Filières d’excellence : une nouvelle génération industrielle se dessine

Piliers de la dynamique industrielle, les secteurs de l’automobile, de l’aéronautique et de l’électronique amorcent une nouvelle phase. L’objectif ne se limite plus à l’assemblage ou à l’export, mais s’oriente vers une intégration plus locale, des compétences plus pointues et des solutions technologiques à haute valeur ajoutée. Ce virage stratégique s’appuie sur des investissements ciblés, des partenariats industriels et une volonté politique affirmée de hisser ces filières au rang de véritables écosystèmes d’innovation.
Longtemps portées par leur vocation exportatrice, les filières automobile, aéronautique et électronique s’imposent désormais comme les piliers d’un nouveau cycle de développement industriel au Maroc. Si leur montée en puissance a largement contribué à faire du Royaume une plateforme industrielle compétitive, les enjeux du moment appellent un repositionnement plus ambitieux.
Il ne s’agit plus seulement d’attirer les chaînes d’assemblage, mais de créer de la valeur en local, de stimuler la recherche appliquée et de consolider un tissu industriel capable d’innover, concevoir et produire dans des conditions concurrentielles.
Automobile, un virage stratégique déjà engagé
Premier secteur exportateur du pays, l’automobile incarne la trajectoire industrielle du Maroc. De l’installation de Renault Group à Tanger en 2012 à celle de Stellantis à Kénitra, le pays a su s’imposer comme une base de production fiable aux portes de l’Europe. Mais la phase actuelle dépasse les seuls volumes. Le ministère de l’Industrie ambitionne d’élever le taux d’intégration locale à 80 %, contre environ 65 % aujourd’hui.
Cette montée en gamme passe par l’implantation de fournisseurs de rang 1 et 2 dans les composants électroniques, la plasturgie technique, les faisceaux intelligents ou les batteries de nouvelle génération. Des entreprises comme Yazaki, ou Lear Corporation renforcent leur présence industrielle et technologique. Le parc industriel Atlantic Free Zone, à Kénitra, accueille désormais des projets de production de calculateurs électroniques embarqués, un segment autrefois réservé aux sièges européens.
La bascule vers l’électromobilité crée également une opportunité d’ancrage. Des projets sont en cours autour de la fabrication de bornes de recharge, de modules batteries et de systèmes de gestion thermique, qui pourraient positionner le Maroc dans la chaîne de valeur du véhicule électrique.
Aéronautique, le défi de la conception intégrée
Aussi stratégique, la filière aéronautique poursuit sa montée en technicité.
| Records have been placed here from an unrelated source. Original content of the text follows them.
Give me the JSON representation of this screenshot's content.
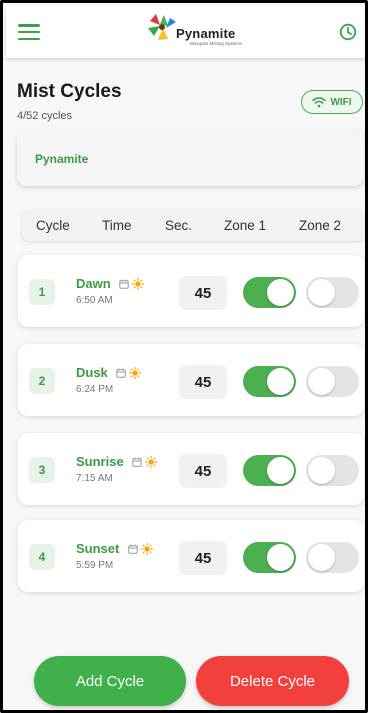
{
  "header": {
    "logo_text": "Pynamite",
    "logo_sub": "Mosquito Misting Systems"
  },
  "page": {
    "title": "Mist Cycles",
    "count_label": "4/52 cycles",
    "wifi_label": "WIFI"
  },
  "device": {
    "name": "Pynamite"
  },
  "columns": [
    "Cycle",
    "Time",
    "Sec.",
    "Zone 1",
    "Zone 2"
  ],
  "cycles": [
    {
      "number": "1",
      "name": "Dawn",
      "time": "6:50 AM",
      "seconds": "45",
      "zone1_on": true,
      "zone2_on": false
    },
    {
      "number": "2",
      "name": "Dusk",
      "time": "6:24 PM",
      "seconds": "45",
      "zone1_on": true,
      "zone2_on": false
    },
    {
      "number": "3",
      "name": "Sunrise",
      "time": "7:15 AM",
      "seconds": "45",
      "zone1_on": true,
      "zone2_on": false
    },
    {
      "number": "4",
      "name": "Sunset",
      "time": "5:59 PM",
      "seconds": "45",
      "zone1_on": true,
      "zone2_on": false
    }
  ],
  "actions": {
    "add_label": "Add Cycle",
    "delete_label": "Delete Cycle"
  },
  "colors": {
    "accent_green": "#3d9a44",
    "toggle_on": "#4caf50",
    "add_button": "#3fb04a",
    "delete_button": "#f2403d"
  },
  "icons": {
    "menu": "hamburger-menu-icon",
    "history": "clock-icon",
    "wifi": "wifi-icon",
    "schedule": "calendar-icon",
    "solar": "sun-icon"
  }
}
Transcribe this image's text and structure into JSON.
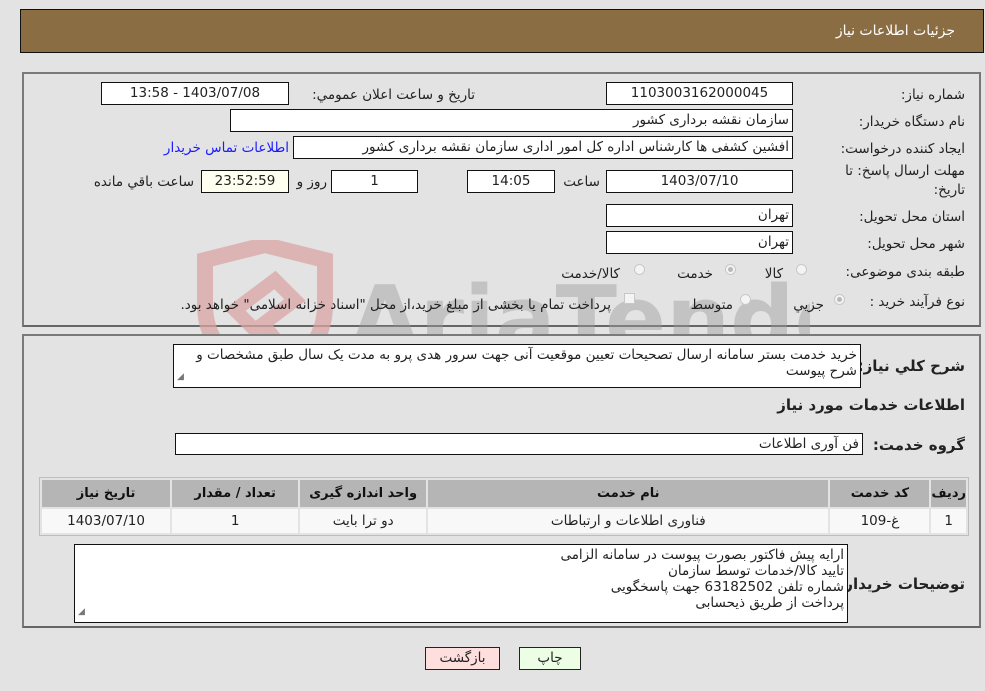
{
  "header": {
    "title": "جزئیات اطلاعات نیاز"
  },
  "form": {
    "need_number": {
      "label": "شماره نیاز:",
      "value": "1103003162000045"
    },
    "announce_datetime": {
      "label": "تاریخ و ساعت اعلان عمومي:",
      "value": "1403/07/08 - 13:58"
    },
    "buyer_org": {
      "label": "نام دستگاه خریدار:",
      "value": "سازمان نقشه برداری کشور"
    },
    "requester": {
      "label": "ایجاد کننده درخواست:",
      "value": "افشین کشفی ها کارشناس اداره کل امور اداری سازمان نقشه برداری کشور"
    },
    "buyer_contact_link": "اطلاعات تماس خریدار",
    "deadline": {
      "label_line1": "مهلت ارسال پاسخ: تا",
      "label_line2": "تاریخ:",
      "date": "1403/07/10",
      "time_label": "ساعت",
      "time": "14:05",
      "days": "1",
      "days_label": "روز و",
      "remaining": "23:52:59",
      "remaining_label": "ساعت باقي مانده"
    },
    "province": {
      "label": "استان محل تحویل:",
      "value": "تهران"
    },
    "city": {
      "label": "شهر محل تحویل:",
      "value": "تهران"
    },
    "category": {
      "label": "طبقه بندی موضوعی:",
      "options": [
        {
          "label": "کالا",
          "checked": false
        },
        {
          "label": "خدمت",
          "checked": true
        },
        {
          "label": "کالا/خدمت",
          "checked": false
        }
      ]
    },
    "purchase_type": {
      "label": "نوع فرآیند خرید :",
      "options": [
        {
          "label": "جزيي",
          "checked": true
        },
        {
          "label": "متوسط",
          "checked": false
        }
      ],
      "treasury_checkbox_label": "پرداخت تمام یا بخشی از مبلغ خرید،از محل \"اسناد خزانه اسلامی\" خواهد بود.",
      "treasury_checked": false
    }
  },
  "description": {
    "label": "شرح کلي نیاز:",
    "value": "خرید خدمت بستر سامانه ارسال تصحیحات تعیین موقعیت آنی جهت سرور هدی پرو به مدت یک سال طبق مشخصات و شرح پیوست"
  },
  "services_section": {
    "title": "اطلاعات خدمات مورد نیاز",
    "group_label": "گروه خدمت:",
    "group_value": "فن آوری اطلاعات"
  },
  "table": {
    "columns": [
      "ردیف",
      "کد خدمت",
      "نام خدمت",
      "واحد اندازه گیری",
      "تعداد / مقدار",
      "تاریخ نیاز"
    ],
    "rows": [
      [
        "1",
        "غ-109",
        "فناوری اطلاعات و ارتباطات",
        "دو ترا بایت",
        "1",
        "1403/07/10"
      ]
    ]
  },
  "buyer_notes": {
    "label": "توضیحات خریدار:",
    "lines": [
      "ارایه پیش فاکتور بصورت پیوست در سامانه الزامی",
      "تایید کالا/خدمات  توسط سازمان",
      "شماره تلفن 63182502 جهت پاسخگویی",
      "پرداخت از طریق ذیحسابی"
    ]
  },
  "buttons": {
    "print": "چاپ",
    "back": "بازگشت"
  },
  "watermark": {
    "text": "AriaTender.neT"
  },
  "colors": {
    "header_bg": "#8b6d43",
    "link": "#1a1aff",
    "back_btn": "#ffdede",
    "print_btn": "#ecffe4"
  }
}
Depuis sa structuration dans la zone de Nouaceur, près de Casablanca, elle a attiré des leaders mondiaux comme Safran, Stelia Aerospace ou Daher.
Cette présence a permis de développer des capacités en fabrication de pièces mécaniques, en assemblage de sous-ensembles et en maintenance aéronautique. Mais la nouvelle ambition vise désormais la conception intégrée et l’ingénierie de haute précision. Plusieurs établissements d’enseignement supérieur et centres de recherche participent déjà à des programmes internationaux de simulation, de modélisation ou de conception assistée.
Les entreprises du secteur réclament un environnement renforcé en talents techniques, mais aussi un accès facilité à des plateformes de prototypage, à la recherche collaborative, et à des incitations ciblées. Le soutien de structures comme le Groupement des industries marocaines aéronautiques et spatiales (GIMAS) et l’Institut des métiers de l’aéronautique contribue à accélérer cette transformation. Nouaceur devient un pôle d’innovation industrielle ouvert sur l’ingénierie mondiale.
Électronique, une filière en réveil stratégique
L’électronique, longtemps perçue comme un segment de soutien pour les autres filières, prend aujourd’hui une importance nouvelle. L’essor de l’électromobilité, la diffusion de l’IoT industriel et les besoins croissants en équipements embarqués donnent à ce secteur une place stratégique dans la réindustrialisation technologique du Maroc.
Le pays accueille déjà plusieurs sites de production électronique, notamment pour les systèmes de gestion moteur, les capteurs ou les circuits imprimés. Des acteurs comme STMicroelectronics ou TE Connectivity ont initié des projets industriels autour de l’assemblage de composants pour l’automobile et l’aéronautique. Plus récemment, de nouveaux entrants s’intéressent à la fabrication de composants électroniques dédiés aux énergies renouvelables ou aux objets connectés.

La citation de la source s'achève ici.